AI-generated videos called “Deepfakes” started flooding the internet a few years back when bad actors realized they could be used to exploit women and, potentially, spread political misinformation. The first generation of these AI systems produced relatively easy-to-spot fakes but further development has lead to fakes that are harder than ever to detect.
To this end, numerous researchers have developed AI-powered methods by which Deepfakes and other similar AI-generated fake videos can be detected. Unfortunately, they’re all susceptible to the UC San Diego team’s adversarial attack methods.
Per the team’s research paper:
In this work, we demonstrate that it is possible to bypass such detectors by adversarially modifying fake videos synthesized using existing Deepfake generation methods. We further demonstrate that our adversarial perturbations are robust to image and video compression codecs, making them a real-world threat.

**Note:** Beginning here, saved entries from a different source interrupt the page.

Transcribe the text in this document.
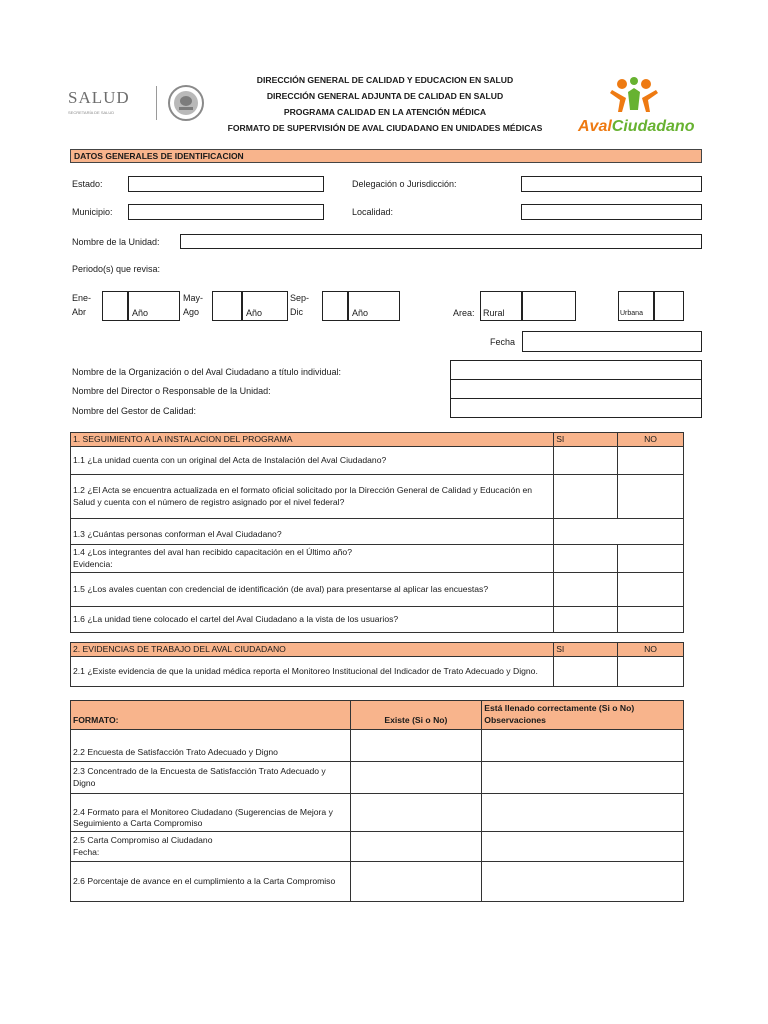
SALUD
SECRETARÍA DE SALUD
DIRECCIÓN GENERAL DE CALIDAD Y EDUCACION EN SALUD
DIRECCIÓN GENERAL ADJUNTA DE CALIDAD EN SALUD
PROGRAMA CALIDAD EN LA ATENCIÓN MÉDICA
FORMATO DE SUPERVISIÓN DE AVAL CIUDADANO EN UNIDADES MÉDICAS	AvalCiudadano
DATOS GENERALES DE IDENTIFICACION
Estado:	Delegación o Jurisdicción:
Municipio:	Localidad:
Nombre de la Unidad:
Periodo(s) que revisa:
Ene-
Abr	Año
May-
Ago	Año
Sep-
Dic	Año	Area: Rural	Urbana
Fecha
Nombre de la Organización o del Aval Ciudadano a título individual:
Nombre del Director o Responsable de la Unidad:
Nombre del Gestor de Calidad:
1. SEGUIMIENTO A LA INSTALACION DEL PROGRAMA	SI	NO
1.1 ¿La unidad cuenta con un original del Acta de Instalación del Aval Ciudadano?		
1.2 ¿El Acta se encuentra actualizada en el formato oficial solicitado por la Dirección General de Calidad y Educación en Salud y cuenta con el número de registro asignado por el nivel federal?		
1.3 ¿Cuántas personas conforman el Aval Ciudadano?		

1.4 ¿Los integrantes del aval han recibido capacitación en el Último año?
Evidencia:		

1.5 ¿Los avales cuentan con credencial de identificación (de aval) para presentarse al aplicar las encuestas?		
1.6 ¿La unidad tiene colocado el cartel del Aval Ciudadano a la vista de los usuarios?		
2. EVIDENCIAS DE TRABAJO DEL AVAL CIUDADANO	SI	NO
2.1 ¿Existe evidencia de que la unidad médica reporta el Monitoreo Institucional del Indicador de Trato Adecuado y Digno.		
FORMATO:	Existe (Si o No)	Está llenado correctamente (Si o No)
Observaciones

2.2 Encuesta de Satisfacción Trato Adecuado y Digno		
2.3 Concentrado de la Encuesta de Satisfacción Trato Adecuado y Digno		
2.4 Formato para el Monitoreo Ciudadano (Sugerencias de Mejora y Seguimiento a Carta Compromiso		

2.5 Carta Compromiso al Ciudadano
Fecha:		

2.6 Porcentaje de avance en el cumplimiento a la Carta Compromiso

The first video below shows a Deepfake detector working normally, the second shows what happens when the researchers infuse the video with adverserial information designed to fool the detectors:
Fake video detectors examine each frame of a video for manipulation — it’s impossible to make a manipulated frame appear natural on the surface. The UC San Diego team developed a process by which they inject adversarial information into each frame, thus causing the detectors to think the video is “normal.”

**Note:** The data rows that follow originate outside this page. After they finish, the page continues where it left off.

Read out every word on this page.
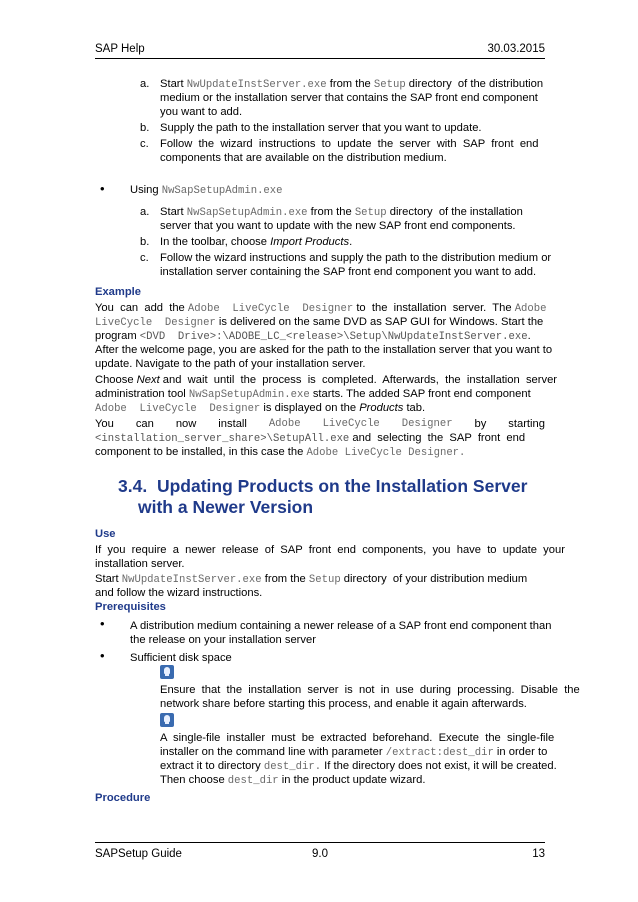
SAP Help	30.03.2015
a. Start NwUpdateInstServer.exe from the Setup directory  of the distribution
medium or the installation server that contains the SAP front end component
you want to add.
b. Supply the path to the installation server that you want to update.
c. Follow  the  wizard  instructions  to  update  the  server  with  SAP  front  end
components that are available on the distribution medium.
• Using NwSapSetupAdmin.exe
a. Start NwSapSetupAdmin.exe from the Setup directory  of the installation
server that you want to update with the new SAP front end components.
b. In the toolbar, choose Import Products.
c. Follow the wizard instructions and supply the path to the distribution medium or
installation server containing the SAP front end component you want to add.
Example
You  can  add  the Adobe  LiveCycle  Designer to  the  installation  server.  The Adobe
LiveCycle  Designer is delivered on the same DVD as SAP GUI for Windows. Start the
program <DVD  Drive>:\ADOBE_LC_<release>\Setup\NwUpdateInstServer.exe.
After the welcome page, you are asked for the path to the installation server that you want to
update. Navigate to the path of your installation server.
Choose Next and  wait  until  the  process  is  completed.  Afterwards,  the  installation  server
administration tool NwSapSetupAdmin.exe starts. The added SAP front end component
Adobe  LiveCycle  Designer is displayed on the Products tab.
You can now install Adobe LiveCycle Designer by starting
<installation_server_share>\SetupAll.exe and  selecting  the  SAP  front  end
component to be installed, in this case the Adobe LiveCycle Designer.
3.4. Updating Products on the Installation Server
with a Newer Version
Use
If  you  require  a  newer  release  of  SAP  front  end  components,  you  have  to  update  your
installation server.
Start NwUpdateInstServer.exe from the Setup directory  of your distribution medium
and follow the wizard instructions.
Prerequisites
• A distribution medium containing a newer release of a SAP front end component than
the release on your installation server
• Sufficient disk space
Ensure  that  the  installation  server  is  not  in  use  during  processing.  Disable  the
network share before starting this process, and enable it again afterwards.
A  single-file  installer  must  be  extracted  beforehand.  Execute  the  single-file
installer on the command line with parameter /extract:dest_dir in order to
extract it to directory dest_dir. If the directory does not exist, it will be created.
Then choose dest_dir in the product update wizard.
Procedure
SAPSetup Guide	9.0	13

The attack works on both white and black box AI – with the difference being whether the “faking” happens openly or under hidden parameters. And, according to the researchers, it’s entirely robust to compression and other manipulations.
This research clearly indicates that state-of-the-art fake video detectors are severely limited. In essence, the team concludes that a bad actor with partial domain knowledge could fool all of the current Deepfakes detectors.